Edward Meloni, PhD and Marc Kaufman, PhD
Edward G. Meloni, PhD, assistant psychologist (left), and Marc J. Kaufman, PhD, director of the Translational Imaging Laboratory (right)

Edward G. Meloni, PhD, assistant psychologist at McLean, and Marc J. Kaufman, PhD, director of the Translational Imaging Laboratory, knew that the gas xenon worked as an anesthetic and a diagnostic imaging agent in human beings. In 2014, they released an animal study that showed it also had the potential to reduce memories of traumatic events, setting the stage for new treatments for post-traumatic stress disorder (PTSD).

“When we reactivated a traumatic memory in rats using cues associated with the trauma, the xenon blocked the memory from being reincorporated into the brain,” said Meloni.

Xenon may have interfered with a neural process called reconsolidation. “Every time we recall a memory, it’s modified by new information in the environment before it’s re-stored in the brain,” said Meloni. Xenon appeared to hamper that reconsolidation, reducing the rats’ fear response by more than half for at least 18 days.

The results sparked the pair’s interest in using xenon to arrest some of the effects of traumatic brain injury (TBI), leading to the creation of a study made possible by philanthropic support.

Xenon works by blocking the brain’s NMDA receptors, which bind the neurotransmitter glutamate and are involved in learning and memory. Neurons exposed to an excessive amount of glutamate because of NMDA-receptor overactivation—which may happen with TBI—can be damaged. Meloni and Kaufman hypothesized that xenon would block that overactivation.

To model human TBI in rats, they administered a neurochemical that elevates brain glutamate levels and treated some of the animals with xenon immediately after the insult. Neuroimaging showed damage in the brains of the untreated animals and significant neuroprotection in the xenon-treated ones.

“The xenon effects that we can detect with neuroimaging are helping us understand some of the mechanisms at work in PTSD and TBI,” said Kaufman. “We’re enthusiastic that xenon could be a treatment for people sometime soon.”

Michael Rohan, PhD
Michael Rohan, PhD, imaging scientist

For McLean physicist Michael Rohan, PhD, the effects from a neuroimaging machine itself led to a treatment—one provided by a 14-inch-wide tabletop low-field magnetic stimulation (LFMS) device that he designed in 2005 and continues to refine.

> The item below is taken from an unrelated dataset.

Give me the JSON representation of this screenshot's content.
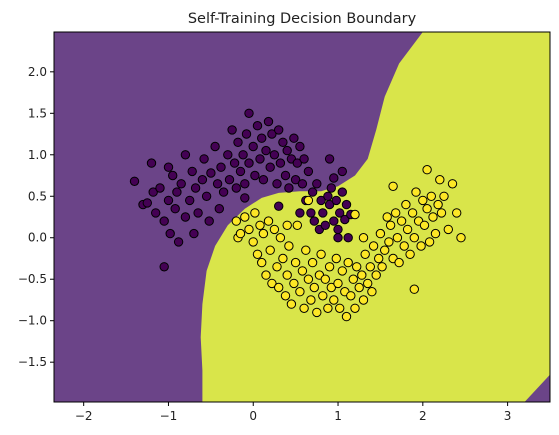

An expert in coil design, Rohan helped develop the first commercial functional magnetic resonance imaging machine before joining McLean’s Brain Imaging Center. His interest in how electromagnetic fields interact with nerve cells led to a pioneering 2004 study showing that LFMS brought immediate mood improvement for 23 out of 30 patients suffering from the depression phase of bipolar disorder. In 2014, using his tabletop device, he confirmed those results: a single 20-minute treatment brought significant, rapid mood elevation for patients suffering from bipolar or major depression.

“LFMS uses electromagnetic fields that are a fraction of the strength but at a much higher frequency than treatments such as electroconvulsive therapy or transcranial magnetic stimulation,” said Rohan. “It’s as if LFMS provides a nudge within the cortex—the brain’s surface layer—like a pharmaceutical would. The other treatments are analogous to pressing the reset or the override button.”

Those differences may explain the lack of side effects—and the quick response. Electroconvulsive therapy and transcranial magnetic stimulation, in contrast, require multiple treatments and, like antidepressant medications, can take four to six weeks to begin working.

Currently Rohan is developing a 10-inch-wide version of his machine and conducting a double-blind study with 72 subjects to learn how long the LFMS effects last and how multiple treatments might influence results.

“Usually you begin with a hypothesis, develop it through animal models, and work your way up to humans,” said Rohan. “Here, we saw the technology work in people first. Now we’re going backward to figure out how and why.”